Interestingly, the goalposts of lactivist victimization are always moving. Fifty years ago the evidence of breastfeeders’ victimization was that hospitals did not support their efforts. In 2019, when hospitals do everything humanly (and inhumanely) possible to increase breastfeeding rates and when even cans of formula proclaim “breast is best,” failure to wholeheartedly embrace and praise public breastfeeding is viewed as … you guessed it … victimization.

Indeed, the goalposts have moved so far, basic civility to women who choose formula feeding as best for their babies is routinely cited —as in the Facebook comment above — as victimization of women who breastfeed.

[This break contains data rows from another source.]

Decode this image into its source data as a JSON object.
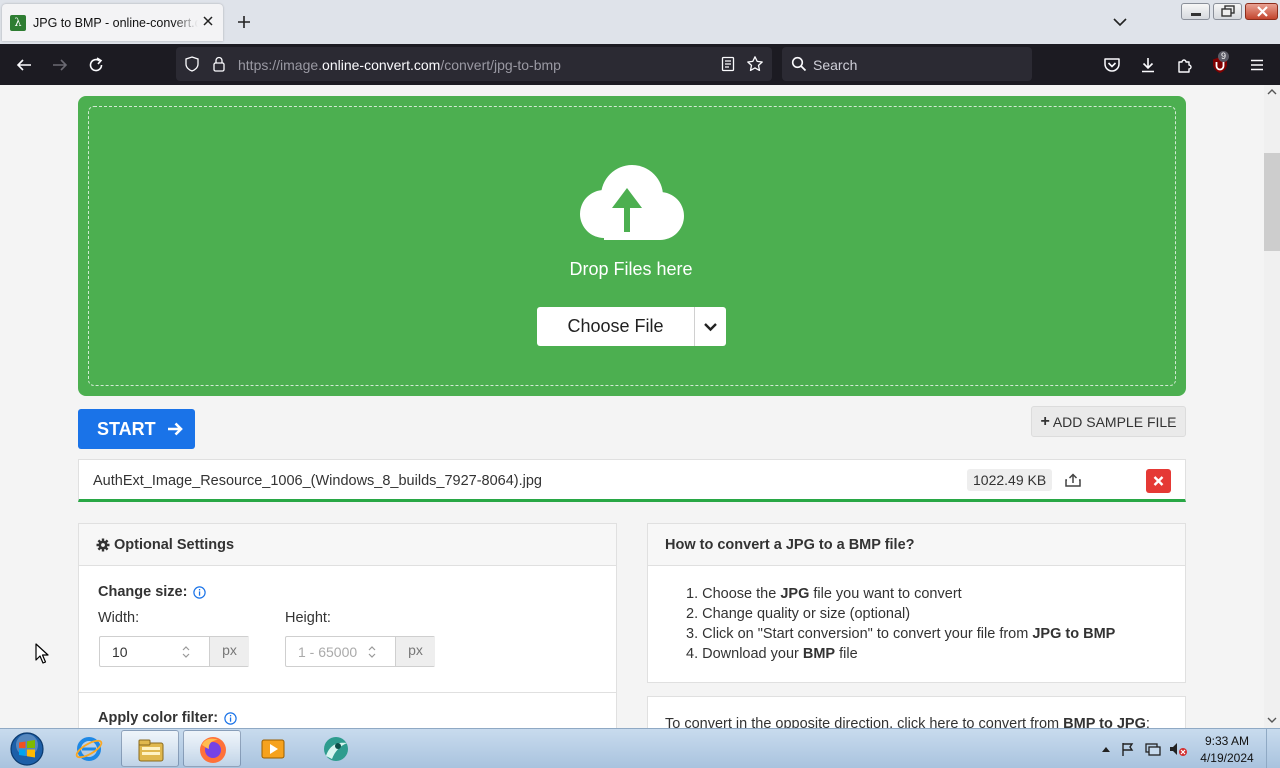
{
  "browser": {
    "tab_title": "JPG to BMP - online-convert.com",
    "url_prefix": "https://image.",
    "url_host": "online-convert.com",
    "url_path": "/convert/jpg-to-bmp",
    "search_placeholder": "Search",
    "extension_badge": "9"
  },
  "dropzone": {
    "drop_text": "Drop Files here",
    "choose_file_label": "Choose File"
  },
  "actions": {
    "start_label": "START",
    "add_sample_label": "ADD SAMPLE FILE"
  },
  "file": {
    "name": "AuthExt_Image_Resource_1006_(Windows_8_builds_7927-8064).jpg",
    "size": "1022.49 KB",
    "upload_progress": 1.0
  },
  "settings": {
    "title": "Optional Settings",
    "change_size_label": "Change size:",
    "width_label": "Width:",
    "width_value": "10",
    "height_label": "Height:",
    "height_placeholder": "1 - 65000",
    "unit": "px",
    "color_filter_label": "Apply color filter:"
  },
  "howto": {
    "title": "How to convert a JPG to a BMP file?",
    "steps": [
      {
        "num": "1.",
        "pre": "Choose the ",
        "bold": "JPG",
        "post": " file you want to convert"
      },
      {
        "num": "2.",
        "pre": "Change quality or size (optional)",
        "bold": "",
        "post": ""
      },
      {
        "num": "3.",
        "pre": "Click on \"Start conversion\" to convert your file from ",
        "bold": "JPG to BMP",
        "post": ""
      },
      {
        "num": "4.",
        "pre": "Download your ",
        "bold": "BMP",
        "post": " file"
      }
    ],
    "opposite_pre": "To convert in the opposite direction, click here to convert from ",
    "opposite_bold": "BMP to JPG",
    "opposite_post": ":"
  },
  "taskbar": {
    "time": "9:33 AM",
    "date": "4/19/2024"
  },
  "colors": {
    "dropzone_green": "#4caf50",
    "start_blue": "#1a73e8",
    "remove_red": "#e53935",
    "progress_green": "#28a745"
  },
  "icons": [
    "favicon-icon",
    "close-tab-icon",
    "new-tab-icon",
    "tab-list-icon",
    "back-icon",
    "forward-icon",
    "reload-icon",
    "shield-icon",
    "lock-icon",
    "reader-view-icon",
    "bookmark-star-icon",
    "search-icon",
    "pocket-icon",
    "download-icon",
    "extensions-icon",
    "ublock-icon",
    "menu-icon",
    "cloud-upload-icon",
    "chevron-down-icon",
    "arrow-right-icon",
    "plus-icon",
    "upload-icon",
    "close-icon",
    "gear-icon",
    "info-icon",
    "windows-start-icon",
    "ie-icon",
    "explorer-icon",
    "firefox-icon",
    "media-player-icon",
    "app-icon"
  ]
}
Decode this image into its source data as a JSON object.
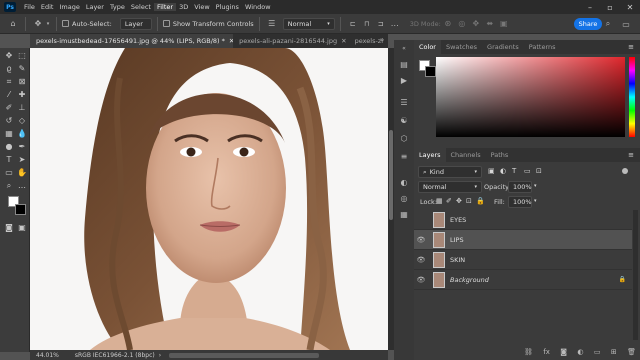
{
  "menubar": {
    "logo": "Ps",
    "items": [
      "File",
      "Edit",
      "Image",
      "Layer",
      "Type",
      "Select",
      "Filter",
      "3D",
      "View",
      "Plugins",
      "Window"
    ],
    "active_index": 6
  },
  "options": {
    "autoselect_label": "Auto-Select:",
    "autoselect_value": "Layer",
    "transform_label": "Show Transform Controls",
    "blend_value": "Normal",
    "mode3d_label": "3D Mode:",
    "share_label": "Share"
  },
  "tabs": [
    {
      "label": "pexels-imustbedead-17656491.jpg @ 44% (LIPS, RGB/8) *",
      "active": true
    },
    {
      "label": "pexels-ali-pazani-2816544.jpg",
      "active": false
    },
    {
      "label": "pexels-zi",
      "active": false
    }
  ],
  "status": {
    "zoom": "44.01%",
    "profile": "sRGB IEC61966-2.1 (8bpc)"
  },
  "color_panel": {
    "tabs": [
      "Color",
      "Swatches",
      "Gradients",
      "Patterns"
    ],
    "accent": "#e0262c"
  },
  "layers_panel": {
    "tabs": [
      "Layers",
      "Channels",
      "Paths"
    ],
    "filter_kind": "Kind",
    "blend_mode": "Normal",
    "opacity_label": "Opacity:",
    "opacity_value": "100%",
    "lock_label": "Lock:",
    "fill_label": "Fill:",
    "fill_value": "100%",
    "layers": [
      {
        "name": "EYES",
        "visible": false,
        "italic": false
      },
      {
        "name": "LIPS",
        "visible": true,
        "italic": false
      },
      {
        "name": "SKIN",
        "visible": true,
        "italic": false
      },
      {
        "name": "Background",
        "visible": true,
        "italic": true
      }
    ]
  }
}
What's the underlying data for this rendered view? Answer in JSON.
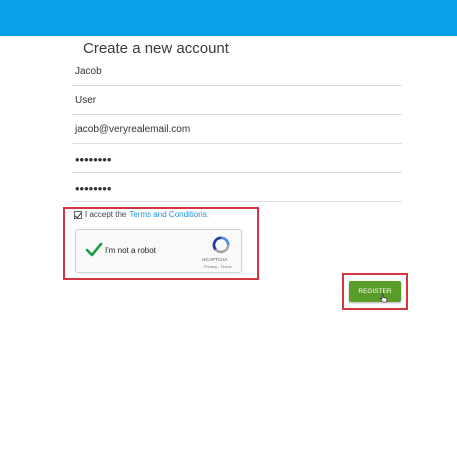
{
  "page": {
    "title": "Create a new account"
  },
  "form": {
    "first_name": "Jacob",
    "last_name": "User",
    "email": "jacob@veryrealemail.com",
    "password": "••••••••",
    "confirm_password": "••••••••"
  },
  "terms": {
    "checked": true,
    "prefix": "I accept the",
    "link": "Terms and Conditions."
  },
  "captcha": {
    "checked": true,
    "label": "I'm not a robot",
    "brand": "reCAPTCHA",
    "links": "Privacy - Terms"
  },
  "actions": {
    "register_label": "REGISTER"
  },
  "colors": {
    "header": "#0aa0e8",
    "highlight": "#d3363f",
    "register": "#5a9c2a",
    "link": "#1d8fd8"
  }
}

It’s time for lactivists to grow up and stop bleating endlessly about their victimization. Breastfeeding is just one of two excellent ways to nourish an infant, nothing more and nothing less. Breastfeeders aren’t morally superior, aren’t better mothers, and certainly aren’t being victimized. They’re no different from formula feeding mothers, both trying to do what is best for their babies, their families and themselves.

Support is not a zero sum game.

We can support women who breastfeed AND women who formula feed. We don’t have to choose between them … no matter how much lactivists insist that we do.